Yup, that’s coming next :-)
Outstanding work.
Like the others here I continue to be amazed by your work! I can’t help to ask the question: where is this going? As a business person I’d find it hard to justify the development of an internal communications system like this when there are options out there for a minimal fee. I’m assuming that this “R&D” ties in with client work that you’re already doing.
Yes, you’re right about this
Yes, you’re right about this being some kind of R&D work so far, though we are already ‘team testing’ the solution here.
However it seems quite clear to me the advantage of having all of your team’s communication infrastructure so well integrated, which doesn’t mean you need to run all your services, actually you could use a third party xmpp server…
Drupal is a development platform
Who says Drupal is a CMS! I’m amazed at all the stuff we can throw at Drupal.
I’m eager to see the final version of the Messaging processor. :-)
Nice
+1 for the interest in this and the code when you release it! Fantastic idea.
awesome! Is it using the
awesome! Is it using the xmpp_server module?
It is using the XMPP
It is using the XMPP Framework, with some patches and extensions we are posting for that module, which is one of the reasons we cannot release it yet without some patch mess… http://drupal.org/project/xmppframework http://drupal.org/node/333940
thanks
i understand, thanks for the pointers.
wow wow wow
That’s all I can say. Can’t wait to try this out.
Good stuff
I agree, I think my community could really use this sort of this.

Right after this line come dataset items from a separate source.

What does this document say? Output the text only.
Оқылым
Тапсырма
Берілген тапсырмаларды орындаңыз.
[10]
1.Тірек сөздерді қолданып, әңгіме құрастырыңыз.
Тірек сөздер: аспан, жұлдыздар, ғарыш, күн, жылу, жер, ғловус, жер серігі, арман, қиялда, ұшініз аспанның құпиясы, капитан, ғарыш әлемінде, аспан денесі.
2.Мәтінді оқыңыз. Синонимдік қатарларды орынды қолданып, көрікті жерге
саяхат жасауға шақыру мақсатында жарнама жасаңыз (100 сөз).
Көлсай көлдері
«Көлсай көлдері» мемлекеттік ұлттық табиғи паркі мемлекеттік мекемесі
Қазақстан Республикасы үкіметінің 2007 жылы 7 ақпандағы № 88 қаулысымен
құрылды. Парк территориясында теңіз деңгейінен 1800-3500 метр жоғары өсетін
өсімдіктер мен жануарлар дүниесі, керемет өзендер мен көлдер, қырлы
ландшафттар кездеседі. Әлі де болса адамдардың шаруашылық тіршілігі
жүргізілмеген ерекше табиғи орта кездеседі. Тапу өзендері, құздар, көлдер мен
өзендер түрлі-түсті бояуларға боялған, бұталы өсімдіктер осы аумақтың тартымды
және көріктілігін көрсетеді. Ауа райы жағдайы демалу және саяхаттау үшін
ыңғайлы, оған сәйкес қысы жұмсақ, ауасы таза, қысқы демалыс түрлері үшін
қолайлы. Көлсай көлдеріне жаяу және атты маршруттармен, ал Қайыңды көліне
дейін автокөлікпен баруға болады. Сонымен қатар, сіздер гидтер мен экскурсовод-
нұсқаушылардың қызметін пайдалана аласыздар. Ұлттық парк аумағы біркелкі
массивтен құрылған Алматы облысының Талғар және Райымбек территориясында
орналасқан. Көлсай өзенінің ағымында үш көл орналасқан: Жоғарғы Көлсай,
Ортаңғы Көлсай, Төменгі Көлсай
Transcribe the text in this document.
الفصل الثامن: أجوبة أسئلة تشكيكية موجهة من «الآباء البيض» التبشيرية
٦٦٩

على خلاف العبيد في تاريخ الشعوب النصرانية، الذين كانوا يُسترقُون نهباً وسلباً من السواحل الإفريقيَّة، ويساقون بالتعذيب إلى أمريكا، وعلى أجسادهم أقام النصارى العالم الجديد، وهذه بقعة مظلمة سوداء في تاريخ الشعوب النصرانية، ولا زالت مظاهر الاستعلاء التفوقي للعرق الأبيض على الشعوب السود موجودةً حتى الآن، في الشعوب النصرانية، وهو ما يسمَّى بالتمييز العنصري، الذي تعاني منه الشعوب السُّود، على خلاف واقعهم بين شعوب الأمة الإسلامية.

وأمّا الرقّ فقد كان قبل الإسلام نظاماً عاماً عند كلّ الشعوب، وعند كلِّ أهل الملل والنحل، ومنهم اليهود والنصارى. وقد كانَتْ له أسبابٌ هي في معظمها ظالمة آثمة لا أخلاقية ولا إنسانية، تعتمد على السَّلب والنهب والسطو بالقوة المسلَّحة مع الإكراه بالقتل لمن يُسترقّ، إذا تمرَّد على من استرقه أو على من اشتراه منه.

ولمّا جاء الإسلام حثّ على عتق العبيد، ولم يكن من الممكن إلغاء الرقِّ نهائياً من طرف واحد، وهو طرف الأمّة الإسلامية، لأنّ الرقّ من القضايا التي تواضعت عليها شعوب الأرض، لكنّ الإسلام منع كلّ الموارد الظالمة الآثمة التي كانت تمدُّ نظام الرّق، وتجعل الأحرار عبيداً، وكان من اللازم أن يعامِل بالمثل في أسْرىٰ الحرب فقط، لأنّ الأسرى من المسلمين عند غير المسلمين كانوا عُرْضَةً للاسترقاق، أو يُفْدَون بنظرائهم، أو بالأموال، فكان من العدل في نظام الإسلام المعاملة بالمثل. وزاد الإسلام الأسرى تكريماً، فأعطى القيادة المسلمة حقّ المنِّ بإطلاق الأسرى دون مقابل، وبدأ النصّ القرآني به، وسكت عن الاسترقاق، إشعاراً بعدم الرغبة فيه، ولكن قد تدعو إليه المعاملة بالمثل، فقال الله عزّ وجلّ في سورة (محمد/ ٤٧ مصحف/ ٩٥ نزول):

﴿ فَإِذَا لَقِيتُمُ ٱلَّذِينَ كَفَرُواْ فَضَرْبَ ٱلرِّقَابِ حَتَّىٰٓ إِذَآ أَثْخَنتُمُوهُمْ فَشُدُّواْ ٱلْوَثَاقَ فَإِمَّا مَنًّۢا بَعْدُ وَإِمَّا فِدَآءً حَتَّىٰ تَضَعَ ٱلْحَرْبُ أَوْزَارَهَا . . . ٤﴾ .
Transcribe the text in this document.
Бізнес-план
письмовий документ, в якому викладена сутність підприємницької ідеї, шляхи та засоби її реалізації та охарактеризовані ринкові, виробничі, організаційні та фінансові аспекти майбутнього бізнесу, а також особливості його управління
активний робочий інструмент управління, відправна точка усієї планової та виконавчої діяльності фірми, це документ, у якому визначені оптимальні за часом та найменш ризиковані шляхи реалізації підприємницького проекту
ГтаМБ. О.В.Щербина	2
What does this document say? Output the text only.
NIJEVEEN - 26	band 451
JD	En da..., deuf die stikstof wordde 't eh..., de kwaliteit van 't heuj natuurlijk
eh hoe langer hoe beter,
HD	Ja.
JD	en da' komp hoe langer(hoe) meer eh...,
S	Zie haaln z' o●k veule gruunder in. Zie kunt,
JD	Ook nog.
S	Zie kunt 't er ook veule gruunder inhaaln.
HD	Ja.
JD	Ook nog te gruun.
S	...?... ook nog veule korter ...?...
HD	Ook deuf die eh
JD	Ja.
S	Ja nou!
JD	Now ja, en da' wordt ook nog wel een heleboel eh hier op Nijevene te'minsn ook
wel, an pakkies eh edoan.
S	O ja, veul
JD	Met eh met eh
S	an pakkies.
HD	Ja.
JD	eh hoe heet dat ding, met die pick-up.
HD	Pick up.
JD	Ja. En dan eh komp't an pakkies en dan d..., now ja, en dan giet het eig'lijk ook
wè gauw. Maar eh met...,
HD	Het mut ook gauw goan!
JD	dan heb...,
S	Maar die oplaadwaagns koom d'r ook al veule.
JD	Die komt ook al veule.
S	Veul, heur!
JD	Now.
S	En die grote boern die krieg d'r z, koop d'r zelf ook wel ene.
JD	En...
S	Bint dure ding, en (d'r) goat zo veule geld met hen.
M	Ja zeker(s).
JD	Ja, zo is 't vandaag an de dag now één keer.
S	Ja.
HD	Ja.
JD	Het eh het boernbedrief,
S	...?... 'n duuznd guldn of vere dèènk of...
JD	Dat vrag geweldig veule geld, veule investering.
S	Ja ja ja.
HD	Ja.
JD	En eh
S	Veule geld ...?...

Couple this with events/scheduling and you could schedule “chats” so as to be sure several users would be there.
Couple this with
Couple this with events/scheduling and you could schedule “chats” so as to be sure several users would be there.
It seems like a good idea, this for the to-do list, thanks
That's *awesome*
Nice work, Jose! You guys continue to do some really awesome work … you make reading Drupal Planet fun. The ‘fortune’ output is a nice touch. :-)
Is the chatbot source available yet?
Thanks Is the chatbot
Thanks
Is the chatbot source available yet? We are working out some dependencies with the xmppframework, with some patches and extensions, I hope we’ll be able to release it soon.
Any XMPP server?
Will this work with any XMPP server? Or are you building a custom server for just this purpose?
It just uses XMPP and
It just uses XMPP and standard extensions, so it should work.
Currently we are using it with ejabberd, an open source XMPP server, http://www.ejabberd.im/
Outstanding work
Got me anxious to test out the modules when you release them!